– Что ты сказал? – спросила глуховатая Полина. В этот момент к покосившейся избенке подкатил «газик» с милиционером и Червоненко, выглядевшим торжественно, как секретарь обкома, приехавший на посевную.

Страж порядка легко выскочил из машины и без стука запросто толкнул дверь.

– Здорово, Левушка! И ты, Поля, здравствуй! Трусы, что ли, новые меришь? Поздравляю с обновкой, надо бы обмыть.

Милиция в деревне – это редкость и большое начальство, с которым нужно всегда иметь добрые отношения, поэтому старуха засуетилась, Левушка быстренько натянул на себя выходные штаны, и на столе появилась бутылка самогона. Тут милиционер сбегал за Червоненко, который ожидал в машине, не желая появляться до прояснения обстановки. Все с удовольствием махнули по стаканчику, закусив соленым огурцом.

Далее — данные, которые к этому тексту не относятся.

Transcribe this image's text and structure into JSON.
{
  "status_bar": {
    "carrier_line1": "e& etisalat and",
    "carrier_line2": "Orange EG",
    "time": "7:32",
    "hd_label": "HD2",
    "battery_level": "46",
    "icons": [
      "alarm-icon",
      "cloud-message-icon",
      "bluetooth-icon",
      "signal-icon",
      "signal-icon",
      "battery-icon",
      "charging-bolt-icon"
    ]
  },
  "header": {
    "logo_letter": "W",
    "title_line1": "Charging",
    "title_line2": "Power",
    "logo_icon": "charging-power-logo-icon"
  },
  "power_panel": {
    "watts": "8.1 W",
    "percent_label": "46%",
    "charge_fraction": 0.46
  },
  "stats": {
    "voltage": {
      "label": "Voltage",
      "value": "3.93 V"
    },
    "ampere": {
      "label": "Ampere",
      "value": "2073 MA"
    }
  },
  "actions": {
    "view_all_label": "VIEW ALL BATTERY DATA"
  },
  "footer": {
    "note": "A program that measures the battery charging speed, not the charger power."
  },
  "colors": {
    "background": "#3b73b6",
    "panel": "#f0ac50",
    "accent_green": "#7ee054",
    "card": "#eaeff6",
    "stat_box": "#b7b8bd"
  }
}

– А мы по важному делу приехали, – сказал милиционер. – Вас в Москву приглашают.

И посмотрел на Червоненко.

– Это еще зачем? – насторожился Лев. – Я – фронтовик, два ордена Славы имею…

– Да нет, ничего плохого там не задумали, – успокоил его Червоненко. – Хотят вас послать в Лондон.

– Куда?

Старики оцепенели от неожиданности.

– С Игорьком что-то стряслось, – запричитала Полина. – Сыночек, миленький, что с тобой? – и она зарыдала.

Потом Червоненко долго рассказывал своему начальству о том, с каким трудом ему удалось уговорить родителей Воробьева, на какие уловки ради этого важного дела пришлось пойти. Какую изворотливость ума проявить и сколько пережить, успокаивая плакавшую Полину и напившегося Льва, который, узнав об истории с сыном, вдруг превратился в Тараса Бульбу и посулил придушить Игоря собственными руками.

МИ-5 возражала против выдачи визы Воробьевым, но политические соображения Форин офиса, опасавшегося за репутацию Англии, как матери демократии, победили. Дженкинс и Листер лично прибыли в Хитроу, чтобы своими глазами посмотреть на родителей Воробьева и выработать план действий. Среди толпы западных пассажиров старики выглядели весьма экстравагантно: Лев по торжественному случаю надел сапоги и галифе, набросил потертый китель еще военной поры, а сверху – огромный овечий тулуп, делавший его похожим на кавказского пастуха. Полину тоже не миновал такой же тулуп, голову она закутала в цветной платок, тулуп же расстегнула, чтобы все видели ее вышитое украинскими узорами платье.

– Из-за этих либеральных дипломатов мы можем очень крупно подзалететь, – ворчал Дженкинс. – Этот Воробьев уже давно у меня в печенках: проку от него никакого, по своим качествам он и на дворника не потянет! Может, плюнуть на все, отказаться от попыток сварить с ним кашу, снять охрану, пусть живет себе со своей безумной шотландкой!

– Все-таки это мы затеяли все дело, – говорил Джордж, думая, что если бы не дурацкая затея шефа с вербовкой, то отдел не трясло бы. – Нам нельзя терять лицо, мы должны довести до конца борьбу с КГБ и указать этим гадам на место!

Встреча Воробьева с родителями, проходившая под контролем Джорджа Листера, носила драматический характер. Слезы лились неиссякаемым водопадом, приступы любви сменялись лютой ненавистью, в комнате Скотленд-Ярда, специально выделенной для этого рандеву, стояли такие вопли, что пришлось закрыть наглухо форточки, дабы не пугать прохожих на улице.

– Игорь, если ты не вернешься, я прокляну тебя! – тонким дискантом заходился папаша Лев. – Я не хочу быть отцом предателя, ты опозорил всю нашу семью.

– Игоречек, миленький, вернись домой! – рыдала Полина, встав перед сыном на колени. – Я убью себя, если ты не вернешься. Я обмотаю горло бечевкой и повешусь прямо на трубе. Или достану у аптекарши Сони мышьяк и сожру его, словно крыса!